Orientação do Banco do Japão. Uma alta de juros ou uma indicação mais clara de novos aumentos fortaleceria o iene, especialmente se os rendimentos dos títulos americanos também recuassem.
Simpósio de Jackson Hole. Qualquer mudança na comunicação do Fed poderia movimentar os mercados antes da decisão formal de setembro.
Posicionamento e notícias sobre intervenção. Como o USD/JPY estava perto de níveis elevados, comentários oficiais ou novas expectativas de intervenção poderiam provocar uma oscilação mais intensa do que aquela explicada apenas pelo diferencial de juros.

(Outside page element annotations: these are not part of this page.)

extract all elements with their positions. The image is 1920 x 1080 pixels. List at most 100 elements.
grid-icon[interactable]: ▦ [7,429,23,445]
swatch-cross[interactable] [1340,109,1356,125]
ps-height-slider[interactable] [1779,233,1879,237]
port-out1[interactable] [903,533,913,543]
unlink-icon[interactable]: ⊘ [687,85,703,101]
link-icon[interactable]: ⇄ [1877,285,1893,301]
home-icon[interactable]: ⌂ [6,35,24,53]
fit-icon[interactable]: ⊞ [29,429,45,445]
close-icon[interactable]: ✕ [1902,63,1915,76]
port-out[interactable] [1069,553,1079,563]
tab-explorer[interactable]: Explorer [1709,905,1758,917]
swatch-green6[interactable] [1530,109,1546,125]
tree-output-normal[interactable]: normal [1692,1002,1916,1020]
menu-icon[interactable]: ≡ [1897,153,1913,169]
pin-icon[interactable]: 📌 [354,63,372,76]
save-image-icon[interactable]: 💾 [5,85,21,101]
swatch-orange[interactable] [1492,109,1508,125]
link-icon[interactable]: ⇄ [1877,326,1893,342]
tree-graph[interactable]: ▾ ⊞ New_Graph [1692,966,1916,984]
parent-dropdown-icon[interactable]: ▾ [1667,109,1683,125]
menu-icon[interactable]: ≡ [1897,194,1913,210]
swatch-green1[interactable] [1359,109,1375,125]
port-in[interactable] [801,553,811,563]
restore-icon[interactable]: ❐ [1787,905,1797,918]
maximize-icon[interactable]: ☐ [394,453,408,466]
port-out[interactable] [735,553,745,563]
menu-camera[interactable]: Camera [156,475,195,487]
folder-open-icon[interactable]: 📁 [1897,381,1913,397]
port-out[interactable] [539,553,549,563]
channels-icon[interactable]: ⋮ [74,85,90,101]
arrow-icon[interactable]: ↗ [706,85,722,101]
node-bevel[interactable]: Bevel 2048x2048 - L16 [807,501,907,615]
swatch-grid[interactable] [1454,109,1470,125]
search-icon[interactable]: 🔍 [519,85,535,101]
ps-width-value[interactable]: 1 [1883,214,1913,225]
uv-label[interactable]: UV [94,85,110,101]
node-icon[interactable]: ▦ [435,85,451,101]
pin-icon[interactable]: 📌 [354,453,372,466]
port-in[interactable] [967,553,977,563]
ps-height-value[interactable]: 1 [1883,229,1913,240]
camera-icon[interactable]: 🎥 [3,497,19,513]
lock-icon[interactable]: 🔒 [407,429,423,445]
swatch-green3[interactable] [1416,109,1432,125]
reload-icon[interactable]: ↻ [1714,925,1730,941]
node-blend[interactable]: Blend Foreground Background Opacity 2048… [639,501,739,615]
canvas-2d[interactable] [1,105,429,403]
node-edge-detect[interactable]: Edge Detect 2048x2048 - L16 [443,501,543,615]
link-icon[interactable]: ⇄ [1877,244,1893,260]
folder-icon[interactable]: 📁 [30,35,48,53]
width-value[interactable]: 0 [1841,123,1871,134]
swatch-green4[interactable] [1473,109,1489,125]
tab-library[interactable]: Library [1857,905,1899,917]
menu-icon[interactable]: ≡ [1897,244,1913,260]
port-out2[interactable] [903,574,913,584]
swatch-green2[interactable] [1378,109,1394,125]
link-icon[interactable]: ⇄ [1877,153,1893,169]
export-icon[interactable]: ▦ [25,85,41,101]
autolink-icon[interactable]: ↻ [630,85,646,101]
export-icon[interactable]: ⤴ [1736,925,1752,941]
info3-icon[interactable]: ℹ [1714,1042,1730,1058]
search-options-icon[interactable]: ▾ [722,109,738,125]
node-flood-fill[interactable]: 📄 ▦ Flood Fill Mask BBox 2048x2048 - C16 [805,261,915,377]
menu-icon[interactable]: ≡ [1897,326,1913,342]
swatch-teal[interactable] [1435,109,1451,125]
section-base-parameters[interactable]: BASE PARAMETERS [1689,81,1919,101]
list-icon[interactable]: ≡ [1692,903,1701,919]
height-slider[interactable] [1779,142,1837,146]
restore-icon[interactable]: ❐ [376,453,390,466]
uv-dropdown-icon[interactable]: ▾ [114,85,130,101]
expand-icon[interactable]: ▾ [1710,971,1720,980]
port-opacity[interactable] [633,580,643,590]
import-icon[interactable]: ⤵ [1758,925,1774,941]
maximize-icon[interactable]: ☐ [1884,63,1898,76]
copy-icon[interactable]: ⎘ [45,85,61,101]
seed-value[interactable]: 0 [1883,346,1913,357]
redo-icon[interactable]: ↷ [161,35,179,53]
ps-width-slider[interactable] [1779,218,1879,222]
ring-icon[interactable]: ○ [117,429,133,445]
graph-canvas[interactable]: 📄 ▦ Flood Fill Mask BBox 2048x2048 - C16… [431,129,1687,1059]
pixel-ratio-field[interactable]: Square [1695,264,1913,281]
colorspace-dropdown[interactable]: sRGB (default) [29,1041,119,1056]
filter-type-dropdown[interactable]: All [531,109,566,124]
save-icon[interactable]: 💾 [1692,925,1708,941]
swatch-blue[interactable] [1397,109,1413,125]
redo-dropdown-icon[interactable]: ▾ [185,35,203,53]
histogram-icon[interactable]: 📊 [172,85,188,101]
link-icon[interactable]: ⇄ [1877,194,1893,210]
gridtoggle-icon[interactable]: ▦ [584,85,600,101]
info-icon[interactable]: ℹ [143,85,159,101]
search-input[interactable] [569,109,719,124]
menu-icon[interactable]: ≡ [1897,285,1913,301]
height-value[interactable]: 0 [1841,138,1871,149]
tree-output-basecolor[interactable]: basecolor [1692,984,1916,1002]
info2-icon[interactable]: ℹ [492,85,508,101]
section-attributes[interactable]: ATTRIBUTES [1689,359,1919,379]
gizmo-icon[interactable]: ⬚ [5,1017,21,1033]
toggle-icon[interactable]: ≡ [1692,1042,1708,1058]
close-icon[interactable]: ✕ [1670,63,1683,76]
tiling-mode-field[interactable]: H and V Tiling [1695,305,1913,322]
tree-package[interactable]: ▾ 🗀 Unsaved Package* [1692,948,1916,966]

O contraponto favorável ao dólar
A queda do dólar não era irreversível. Se o Fed resistisse ao afrouxamento e o Banco do Japão adiasse novos aumentos, a diferença entre os juros dos dois países continuaria ampla. Isso poderia limitar a valorização do iene e manter o USD/JPY na faixa dos 150 altos ou nos primeiros níveis da casa dos 160.
Uma projeção do National Bank of Canada indicava uma faixa de aproximadamente 156 a 161 para o USD/JPY no curto prazo. O banco, porém, via o balanço de riscos se deslocar em favor do iene caso os rendimentos americanos caíssem ou o Banco do Japão adotasse uma postura mais firme. A faixa reforça o caráter condicional do cenário: as expectativas sobre a política monetária passaram a importar tanto quanto as taxas já em vigor.
Em resumo
A fraqueza do dólar em agosto refletiu um mercado olhando à frente, para o Fed. A taxa de julho permaneceu inalterada em 3,50%–3,75%, mas a expectativa de uma eventual flexibilização reduziu a vantagem de rendimento esperada para os ativos americanos e favoreceu o euro, a libra e o dólar neozelandês.
O iene contou ainda com dois possíveis ventos a favor: a expectativa de aperto monetário do Banco do Japão e o risco de intervenção das autoridades japonesas. Para o USD/JPY, o teste decisivo seria a combinação que o mercado começava a precificar: um Fed menos agressivo e um Banco do Japão mais firme.
A projeção de ¥149 por dólar no fim do ano permanecia apenas como um cenário previsto pelo Bank of America. Já a faixa de 156 a 161 representava uma visão mais cautelosa.